Red Bows and Bare Knees (part 14 of 27)

a Non-Anime Fanfiction fanfiction by Shorttail

Back to Part 13
House


Sleep of beautiful. House of wonderful. Despite the faint pain I leaned 
forward. Shook her until we were both awake. Contagious happiness. She 
stretched her arms and legs. Yawned. Pressed even harder against my 
center. Then she got up.

The girl stepped out onto the bathroom floor. I joined her. We were 
dripping wet. Soaking the floor. We took the clothes, the paper, and the 
crayons. Outside. The other door in the room was closed. I didn't feel 
like opening it. Outside was better.

A garden. Small and surrounded by a tall, green hedge. Circular. The 
grass was lovely. Caressed my naked feet. Emerald green. Greener than 
anything. I felt an urge to lie down. The girl nodded and threw herself 
onto the grass.

Dresses and shoes. I put them down to dry. Her bandage was gone when we 
awoke. Her wound. I sat down next to her. I felt her skin. Her shoulder 
was fine. No sign of injury. Not even a scar. It had to be the sleep. Or 
the water.

She smiled and rolled over. Started drawing. She gave me some paper. The 
beige crayon was enough for me. I drew a worm. I wanted to draw a 
butterfly too. She used all the crayons. She was good. Didn't want to 
disturb her.

I rolled onto my back. There was a sky high above us. Blue sky. Beyond 
the hedge it was covered in mist, but just above us it was clear. A 
little bit of sun reached us. Warmth. The clothes would dry in no time. 
And so would we. Already my belly felt less wet.

Green grass and blue sky. This was happiness. A shame it wouldn't last 
forever. The moment was nice. Something I wanted again. Maybe when it 
was all over. Lying on the softest lawn, looking at the sky.

Perhaps this place was of my imagination. The cabin and the valley were. 
It could be. A place of happiness. I wanted to lie naked on the grass. 
For the rest of my life. And I wanted to see my face. See my reflection. 
That's all I really needed.

She was done. I got up next to her. A nurse. She had drawn a nurse. And 
a hospital room. It was quite good. She had used all the crayons. There 
weren't any left. She looked nice. The nurse. Someone I'd trust. It was 
weird. I never trusted any adults before. Except for him. But he was 
different. Not really a grownup.

We were both dry now. The clothes too. Clean and aromatic. Like when we 
got it. New. Flawless. Perfect. It felt so soft and protective. We put 
it on again. I tied her red bow and she tied mine. Everything. Helped 
each other. More than needed. Family. Or something else.

We left the garden. We left the house. Back into the mist. We left 
behind the drawings. He said he wanted them. That he'd handle the 
hospital for us. We were in the street again. Right in front of the next 
place.

A shop. A shop that sold old things. Green above the door. We walked 
down the stairs. Through the door. It was dim inside. There was nothing 
from him. Empty.

Through the bookcase. Into the back room. I'd been here before. But I 
couldn't remember much. So long time ago. So much sleep. Too long.

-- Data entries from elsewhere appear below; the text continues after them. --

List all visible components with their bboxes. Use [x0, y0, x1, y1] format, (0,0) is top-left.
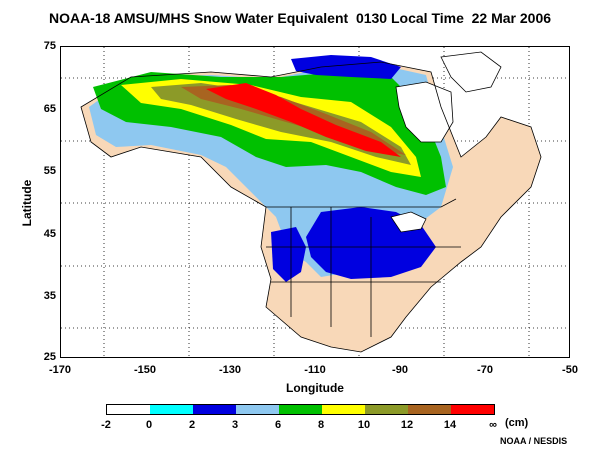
x-tick-label: -170: [48, 364, 72, 376]
y-tick-label: 45: [43, 228, 56, 240]
political-borders: [80, 61, 542, 353]
y-tick-label: 35: [43, 290, 56, 302]
legend-colorbar: [106, 404, 495, 415]
credit-text: NOAA / NESDIS: [500, 436, 568, 446]
legend-label: -2: [101, 419, 111, 431]
great-lakes: [390, 211, 427, 233]
legend-label: 10: [357, 419, 371, 431]
y-tick-label: 55: [43, 165, 56, 177]
hudson-bay: [395, 81, 454, 143]
water-bodies: [390, 51, 502, 233]
snow-layer-olive: [151, 83, 411, 165]
legend-label: 14: [443, 419, 457, 431]
x-tick-label: -70: [477, 364, 493, 376]
x-tick-label: -50: [562, 364, 578, 376]
y-tick-label: 25: [43, 351, 56, 363]
map-plot-area: [60, 46, 570, 358]
legend-label: 12: [400, 419, 414, 431]
map-title: NOAA-18 AMSU/MHS Snow Water Equivalent 0…: [48, 10, 552, 26]
x-tick-label: -130: [218, 364, 242, 376]
legend-label: 6: [274, 419, 282, 431]
legend-unit: (cm): [505, 417, 529, 429]
legend-swatch: [279, 405, 322, 414]
x-axis-title: Longitude: [286, 381, 344, 395]
snow-layer-dark-blue-west: [271, 227, 306, 282]
x-tick-label: -110: [304, 364, 326, 376]
x-tick-label: -90: [392, 364, 408, 376]
legend-label: 2: [188, 419, 196, 431]
snow-layer-dark-blue-north: [291, 55, 401, 79]
legend-swatch: [107, 405, 150, 414]
snow-map-graphic: [61, 47, 569, 357]
y-tick-label: 75: [43, 40, 56, 52]
legend-label: 3: [231, 419, 239, 431]
legend-swatch: [408, 405, 451, 414]
baffin-region: [440, 51, 502, 93]
legend-label: 8: [317, 419, 325, 431]
legend-swatch: [365, 405, 408, 414]
x-tick-label: -150: [133, 364, 157, 376]
legend-swatch: [193, 405, 236, 414]
y-tick-label: 65: [43, 103, 56, 115]
legend-swatch: [150, 405, 193, 414]
legend-swatch: [322, 405, 365, 414]
legend-label: ∞: [489, 419, 497, 431]
snow-cover-layers: [89, 55, 453, 282]
legend-swatch: [236, 405, 279, 414]
legend-swatch: [451, 405, 494, 414]
snow-layer-red: [206, 83, 401, 157]
legend-label: 0: [145, 419, 153, 431]
y-axis-title: Latitude: [20, 179, 34, 227]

It was not a place of happiness. An altar. Candles. My stomach twisted. 
This was too much. Memory. I wanted to destroy it. But I couldn't. The 
cardboard box was here. A gift.

She opened it. Pulled up a bucket of paint. The same as last time. 
Except for the leather. She handed it to me. A sheath. Cover for the 
knife. It was in the too. The knife. I carefully pressed it down the 
sheath. This time I wouldn't drop it.

The strap was too short for me. I carefully attached it to the girl's 
shin just below the knee. It was nice of him to make a sheath for it. It 
worked better as a weapon now. Carrying it all the time was hard. I 
wondered where I had dropped it.

A bucket was opened. I dipped my pencil. We painted the same thing. 
There was a bit less space. But it was okay. It felt so natural to both 
of us. She made the nicest of circles. I made the signs.

Howling. Came from behind. Unexpected. I fell first. Awful sound. 
Distant. Headache. Pain. The girl collapsed. The painting was 
unfinished. Elsewhere. It wasn't here. The room changed. Hostile.

Flames. Fire of misery and death. The candles on the altar. Alit. More. 
More. I could see nothing else. Cage. I screamed to wake up. The girl 
was silent. The flames hummed.

The place was laughing at us. I knew it. The flames were strong. I 
couldn't get near the altar. Anger. I wanted to leave a scar in its 
face. I got up. Dipped the brush.

The girl would die soon. I wrote on the wall. I wrote something. 
Something the people with the altar would hate. I smirked as the letters 
formed. This would be enough. The headache.